Cependant, ce grand patron proche du monde politique, comme il l’affirme lui-même — ex-collaborateur du Ministre CD&V du Budget, Herman Van Rompuy en 1993 —, reste particulièrement silencieux sur les causes de ces maux divers dont souffre notre pays. Il nous parle d’inflation, mais se garde bien de dire qu’elle est directement liée aux décisions aberrantes de la Banque centrale européenne (BCE), principalement sa gestion du taux d’intérêts et ses plans de quantitative easing (QE). Il met en évidence la trop grande dépendance de l’industrie belge à l’économie allemande, puisque nos entreprises fabriquent des produits semi-finis qu’elles exportent outre-Rhin. Certes. Mais qui a détruit la locomotive européenne pour le bon vouloir des États-Unis, si ce n’est son élite politicienne berlinoise ? Il admet que pendant cinq ans on n’a parlé que de Green Deal, matin, midi et soir. Mais qui a péroré sur le sujet, sinon la Commission européenne et en particulier Frau von der Leyen, entre deux sms avec Albert Bourla, le patron de Pfizer ? Qui a mis en place les normes ESG (Environnement, Social et Gouvernance), si ce n’est le pacte vert de la Commission, adopté par tous les gouvernements de l’Union ? Depuis, comme le déplore Timmermans, les entreprises croulent sous la paperasserie administrative, au lieu de s’occuper de leurs priorités : produire et vendre. Contraintes absurdes qui plombent davantage les PME que les grands groupes, ces derniers pouvant se permettre d’occuper des équipes entières de gratte-papiers. Cela dit au passage, même si cette bureaucratie imposée constitue la plainte numéro un des investisseurs, il est fort de café de sous-entendre que ce serait une des raisons principales des difficultés d’Audi Forest. Ne serait-ce pas plutôt la mévente de la Q8 e‑tron (quel drôle de nom!) dont les automobilistes ne veulent pas ?

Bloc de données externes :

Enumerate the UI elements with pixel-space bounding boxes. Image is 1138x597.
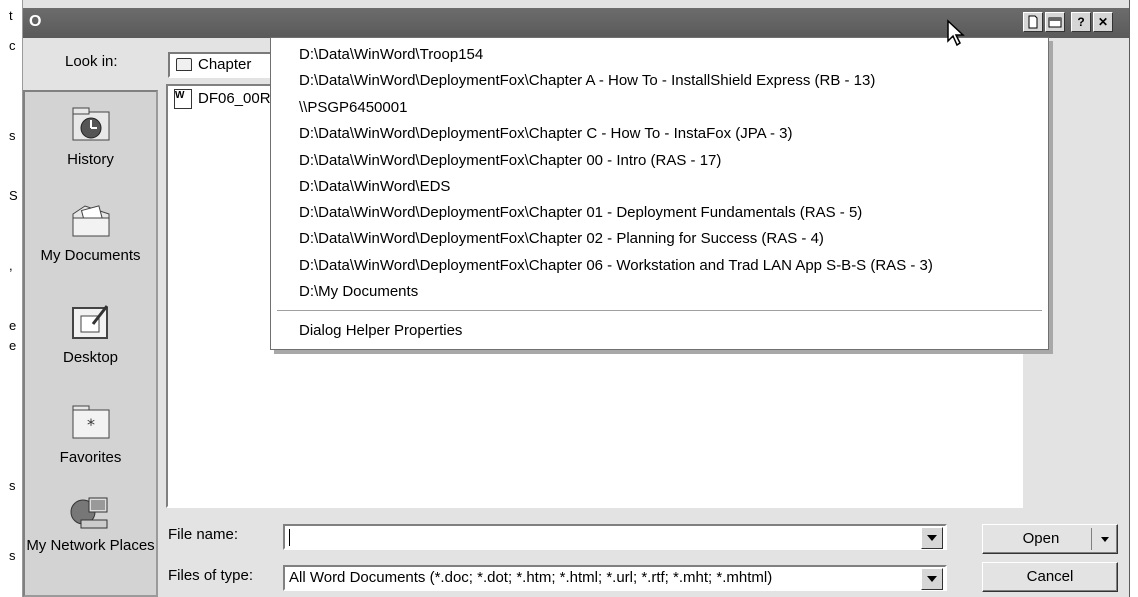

Il est assez cocasse de constater que le n° 1 des patrons belges oublie de mentionner que Business Europe (ex-UNICE), la fédération qui regroupe la plupart des organisations nationales d’entreprises, dont notre FEB, n’a eu de cesse de défendre la politique climatique de l’UE, ainsi que la transition énergétique. Soutiendrait-il un rétropédalage dans ce domaine ? Il ose même affirmer que von der Leyen aurait compris la leçon. Rien, en tout cas, ne l’indique dans ses dernières prises de position à l’issue de sa réélection à la présidence de la Commission.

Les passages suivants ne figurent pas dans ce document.